Here's an idea for a knot-based Diffie–Hellman exchange:
- Public: random (oriented) knot $P$.
- Private: random (oriented) knots $A$ and $B$.
- Exchange: Alice sends (randomized or canonical representation of) $A'=A\oplus P$, Bob sends (randomized or canonical representation of) $B'=P\oplus B$. Here $\oplus$ is knot connected sum.
- Shared key: (invariant of) $A\oplus P\oplus B=A\oplus B'=A'\oplus B$.
Questions:
- Why is this a good/bad idea? References?
- What is the complexity of solving $P\oplus X=X'$ for $X$ given $P$ and $X'$? Is factoring knots difficult?
- What are good digital representations of knots? How to efficiently generate and randomize knot representations? (E.g., Gauss codes and Reidemeister moves?) "Diffusing" the sums $A'$, $B'$ (randomly or to some canonical form) would be important for security, assuming factoring is hard in the first place.

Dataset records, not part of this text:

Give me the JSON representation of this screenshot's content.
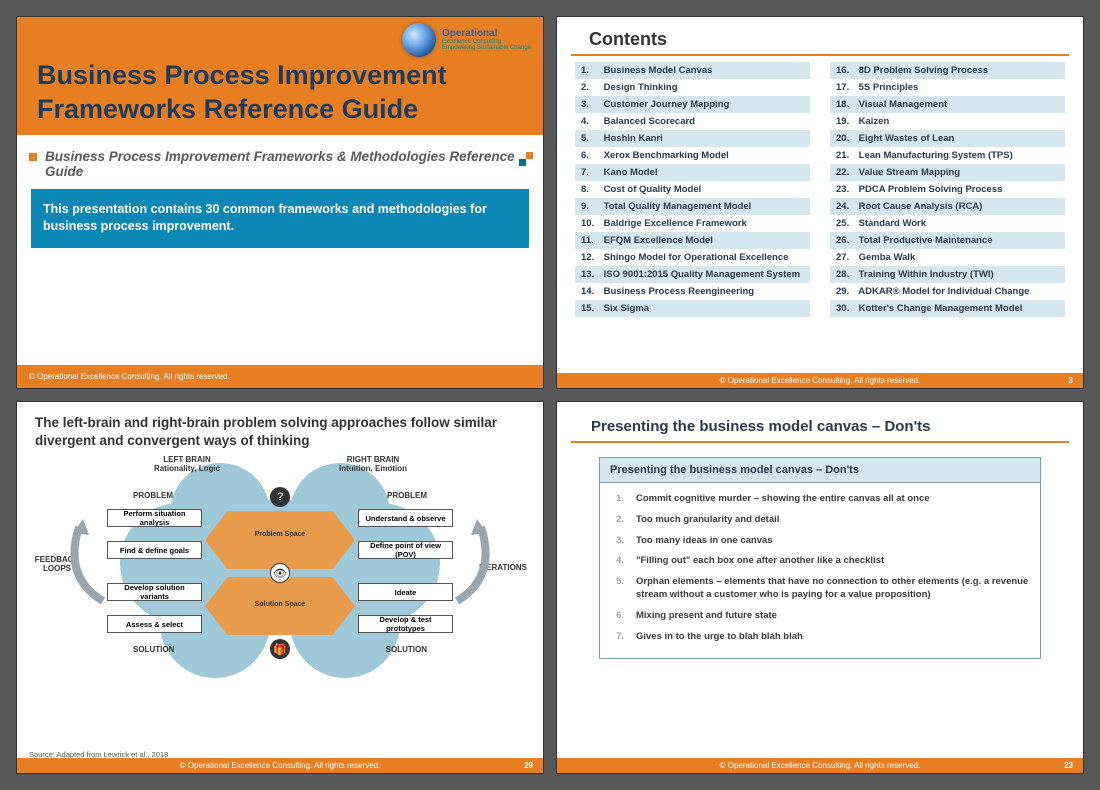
{
  "logo": {
    "name": "Operational",
    "sub": "Excellence Consulting",
    "tag": "Empowering Sustainable Change"
  },
  "footer_copyright": "© Operational Excellence Consulting.  All rights reserved.",
  "slide1": {
    "title": "Business Process Improvement Frameworks Reference Guide",
    "subtitle": "Business Process Improvement Frameworks & Methodologies Reference Guide",
    "blurb": "This presentation contains 30 common frameworks and methodologies for business process improvement."
  },
  "slide2": {
    "heading": "Contents",
    "page": "3",
    "left": [
      {
        "n": "1.",
        "t": "Business Model Canvas"
      },
      {
        "n": "2.",
        "t": "Design Thinking"
      },
      {
        "n": "3.",
        "t": "Customer Journey Mapping"
      },
      {
        "n": "4.",
        "t": "Balanced Scorecard"
      },
      {
        "n": "5.",
        "t": "Hoshin Kanri"
      },
      {
        "n": "6.",
        "t": "Xerox Benchmarking Model"
      },
      {
        "n": "7.",
        "t": "Kano Model"
      },
      {
        "n": "8.",
        "t": "Cost of Quality Model"
      },
      {
        "n": "9.",
        "t": "Total Quality Management Model"
      },
      {
        "n": "10.",
        "t": "Baldrige Excellence Framework"
      },
      {
        "n": "11.",
        "t": "EFQM Excellence Model"
      },
      {
        "n": "12.",
        "t": "Shingo Model for Operational Excellence"
      },
      {
        "n": "13.",
        "t": "ISO 9001:2015 Quality Management System"
      },
      {
        "n": "14.",
        "t": "Business Process Reengineering"
      },
      {
        "n": "15.",
        "t": "Six Sigma"
      }
    ],
    "right": [
      {
        "n": "16.",
        "t": "8D Problem Solving Process"
      },
      {
        "n": "17.",
        "t": "5S Principles"
      },
      {
        "n": "18.",
        "t": "Visual Management"
      },
      {
        "n": "19.",
        "t": "Kaizen"
      },
      {
        "n": "20.",
        "t": "Eight Wastes of Lean"
      },
      {
        "n": "21.",
        "t": "Lean Manufacturing System (TPS)"
      },
      {
        "n": "22.",
        "t": "Value Stream Mapping"
      },
      {
        "n": "23.",
        "t": "PDCA Problem Solving Process"
      },
      {
        "n": "24.",
        "t": "Root Cause Analysis (RCA)"
      },
      {
        "n": "25.",
        "t": "Standard Work"
      },
      {
        "n": "26.",
        "t": "Total Productive Maintenance"
      },
      {
        "n": "27.",
        "t": "Gemba Walk"
      },
      {
        "n": "28.",
        "t": "Training Within Industry (TWI)"
      },
      {
        "n": "29.",
        "t": "ADKAR® Model for Individual Change"
      },
      {
        "n": "30.",
        "t": "Kotter's Change Management Model"
      }
    ]
  },
  "slide3": {
    "heading": "The left-brain and right-brain problem solving approaches follow similar divergent and convergent ways of thinking",
    "page": "29",
    "left_brain_h": "LEFT BRAIN",
    "left_brain_s": "Rationality, Logic",
    "right_brain_h": "RIGHT BRAIN",
    "right_brain_s": "Intuition, Emotion",
    "problem_l": "PROBLEM",
    "problem_r": "PROBLEM",
    "solution_l": "SOLUTION",
    "solution_r": "SOLUTION",
    "problem_space": "Problem Space",
    "solution_space": "Solution Space",
    "feedback": "FEEDBACK LOOPS",
    "iterations": "ITERATIONS",
    "left_boxes": [
      "Perform situation analysis",
      "Find & define goals",
      "Develop solution variants",
      "Assess & select"
    ],
    "right_boxes": [
      "Understand & observe",
      "Define point of view (POV)",
      "Ideate",
      "Develop & test prototypes"
    ],
    "source": "Source: Adapted from Lewrick et al., 2018"
  },
  "slide4": {
    "heading": "Presenting the business model canvas – Don'ts",
    "box_heading": "Presenting the business model canvas – Don'ts",
    "page": "23",
    "items": [
      {
        "n": "1.",
        "t": "Commit cognitive murder – showing the entire canvas all at once"
      },
      {
        "n": "2.",
        "t": "Too much granularity and detail"
      },
      {
        "n": "3.",
        "t": "Too many ideas in one canvas"
      },
      {
        "n": "4.",
        "t": "\"Filling out\" each box one after another like a checklist"
      },
      {
        "n": "5.",
        "t": "Orphan elements – elements that have no connection to other elements (e.g. a revenue stream without a customer who is paying for a value proposition)"
      },
      {
        "n": "6.",
        "t": "Mixing present and future state"
      },
      {
        "n": "7.",
        "t": "Gives in to the urge to blah blah blah"
      }
    ]
  }
}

- What is a good choice of invariant in the last step? Should be efficient to compute for Alice and Bob but infeasible knowing $P$, $A'$, and $B'$.
- If this makes sense, can it be done in reasonable space/time (e.g. $n\log n$ diagram storage for $n$ crossings, obfuscation/diffusion, final invariant computation)?

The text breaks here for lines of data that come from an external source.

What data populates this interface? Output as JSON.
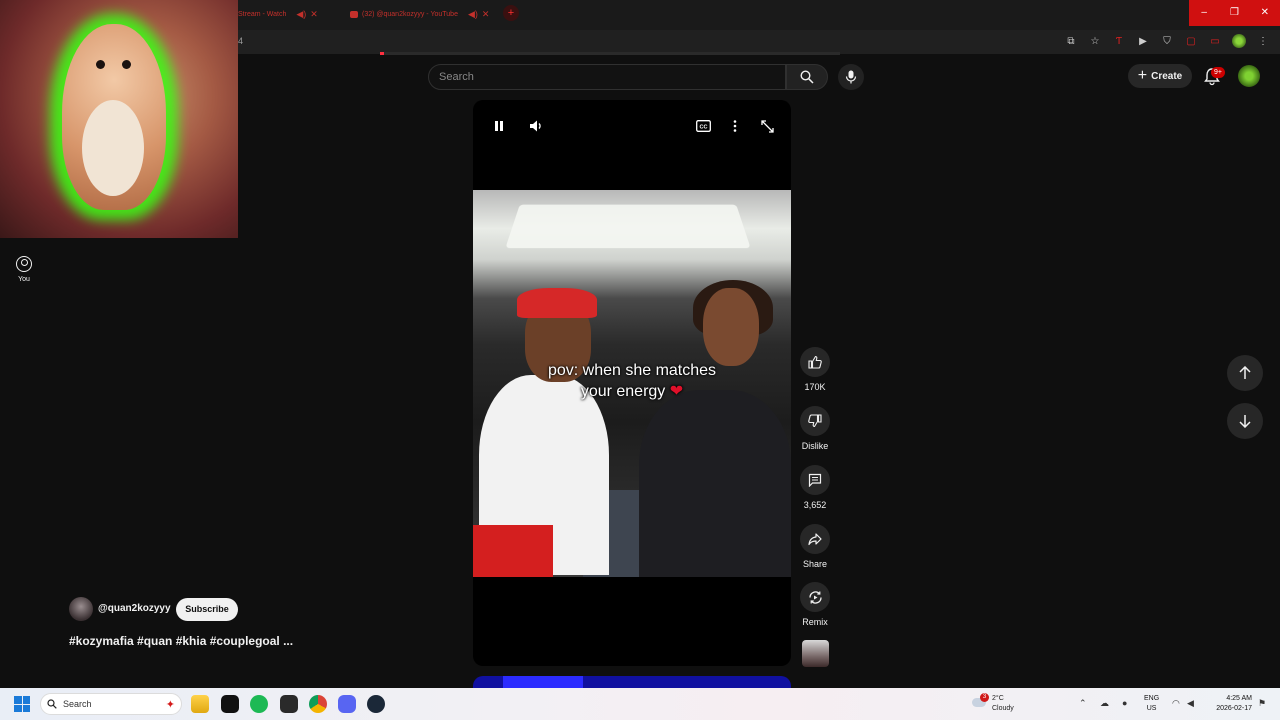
{
  "browser": {
    "tabs": [
      {
        "label": "Stream - Watch"
      },
      {
        "label": "(32) @quan2kozyyy - YouTube"
      }
    ],
    "new_tab": "+",
    "url": "4",
    "window_controls": {
      "minimize": "–",
      "restore": "❐",
      "close": "✕"
    }
  },
  "sidebar": {
    "you_label": "You"
  },
  "header": {
    "search_placeholder": "Search",
    "create_label": "Create",
    "notifications_badge": "9+"
  },
  "player": {
    "caption_line1": "pov: when she matches",
    "caption_line2": "your energy",
    "caption_emoji": "❤"
  },
  "actions": {
    "likes": "170K",
    "dislike_label": "Dislike",
    "comments": "3,652",
    "share_label": "Share",
    "remix_label": "Remix"
  },
  "channel": {
    "handle": "@quan2kozyyy",
    "subscribe_label": "Subscribe",
    "description": "#kozymafia #quan #khia #couplegoal ..."
  },
  "taskbar": {
    "search_label": "Search",
    "weather_temp": "2°C",
    "weather_desc": "Cloudy",
    "weather_badge": "3",
    "lang_line1": "ENG",
    "lang_line2": "US",
    "time": "4:25 AM",
    "date": "2026-02-17"
  },
  "colors": {
    "accent_red": "#ff0000",
    "background": "#0f0f0f",
    "chip": "#272727"
  }
}
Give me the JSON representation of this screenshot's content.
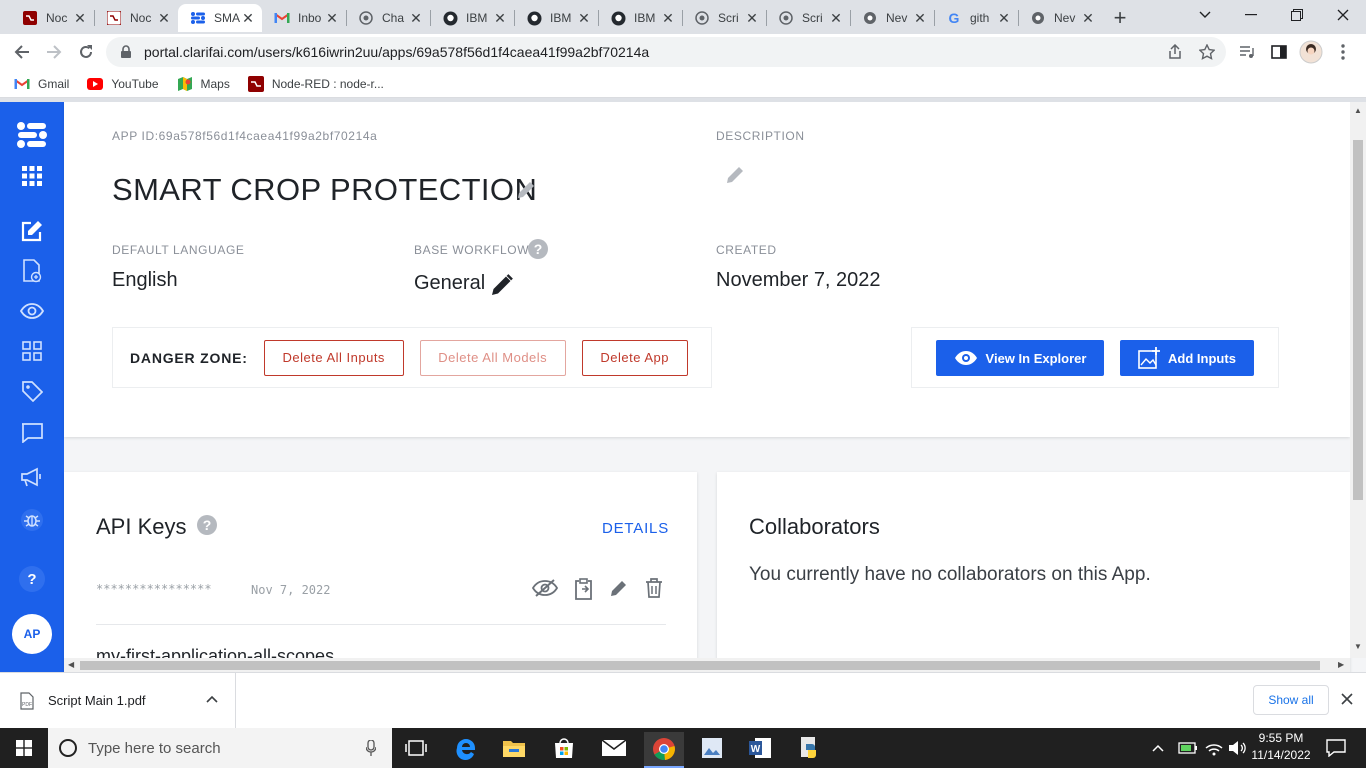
{
  "browser": {
    "tabs": [
      {
        "title": "Noc"
      },
      {
        "title": "Noc"
      },
      {
        "title": "SMA"
      },
      {
        "title": "Inbo"
      },
      {
        "title": "Cha"
      },
      {
        "title": "IBM"
      },
      {
        "title": "IBM"
      },
      {
        "title": "IBM"
      },
      {
        "title": "Scri"
      },
      {
        "title": "Scri"
      },
      {
        "title": "Nev"
      },
      {
        "title": "gith"
      },
      {
        "title": "Nev"
      }
    ],
    "url": "portal.clarifai.com/users/k616iwrin2uu/apps/69a578f56d1f4caea41f99a2bf70214a",
    "bookmarks": [
      {
        "label": "Gmail"
      },
      {
        "label": "YouTube"
      },
      {
        "label": "Maps"
      },
      {
        "label": "Node-RED : node-r..."
      }
    ]
  },
  "sidebar": {
    "avatar": "AP",
    "help": "?"
  },
  "app": {
    "app_id": "APP ID:69a578f56d1f4caea41f99a2bf70214a",
    "name": "SMART CROP PROTECTION",
    "description_label": "DESCRIPTION",
    "default_language_label": "DEFAULT LANGUAGE",
    "default_language": "English",
    "base_workflow_label": "BASE WORKFLOW",
    "base_workflow": "General",
    "created_label": "CREATED",
    "created": "November 7, 2022"
  },
  "danger_zone": {
    "label": "DANGER ZONE:",
    "delete_inputs": "Delete All Inputs",
    "delete_models": "Delete All Models",
    "delete_app": "Delete App"
  },
  "actions": {
    "view_explorer": "View In Explorer",
    "add_inputs": "Add Inputs"
  },
  "api_keys": {
    "title": "API Keys",
    "details": "DETAILS",
    "key_masked": "****************",
    "key_date": "Nov 7, 2022",
    "key_name": "my-first-application-all-scopes"
  },
  "collaborators": {
    "title": "Collaborators",
    "empty_text": "You currently have no collaborators on this App."
  },
  "download": {
    "filename": "Script Main 1.pdf",
    "show_all": "Show all"
  },
  "taskbar": {
    "search_placeholder": "Type here to search",
    "time": "9:55 PM",
    "date": "11/14/2022"
  },
  "colors": {
    "brand_blue": "#1b60ea",
    "danger_red": "#c0392b"
  }
}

TL;DR: Could the knot monoid be useful for public key cryptography? Is connected sum of knots one-way, even knowing one of the factors? Do random planar projections obfuscate knot factorizations?
EDIT: To make this question more pointed, given a "random" planar projection of a "random" knot with $n$ crossings, I would like to know:
- First, what are good notions of random above?
- What is the distribution of factors of such a random knot, e.g. is it mostly filled with trefoils and other small knots?
- What computational methods are used to factor knots?
- What are some bounds for space/time complexity of such methods (as a function of $n$)?
- What is the "average" complexity (at least intuitively or in practice)?
- For the envisioned cryptographic purposes, $n$ on the order of 1000 or 10000 might be of reasonable size. Where does this stand in regards to current computational capabilities?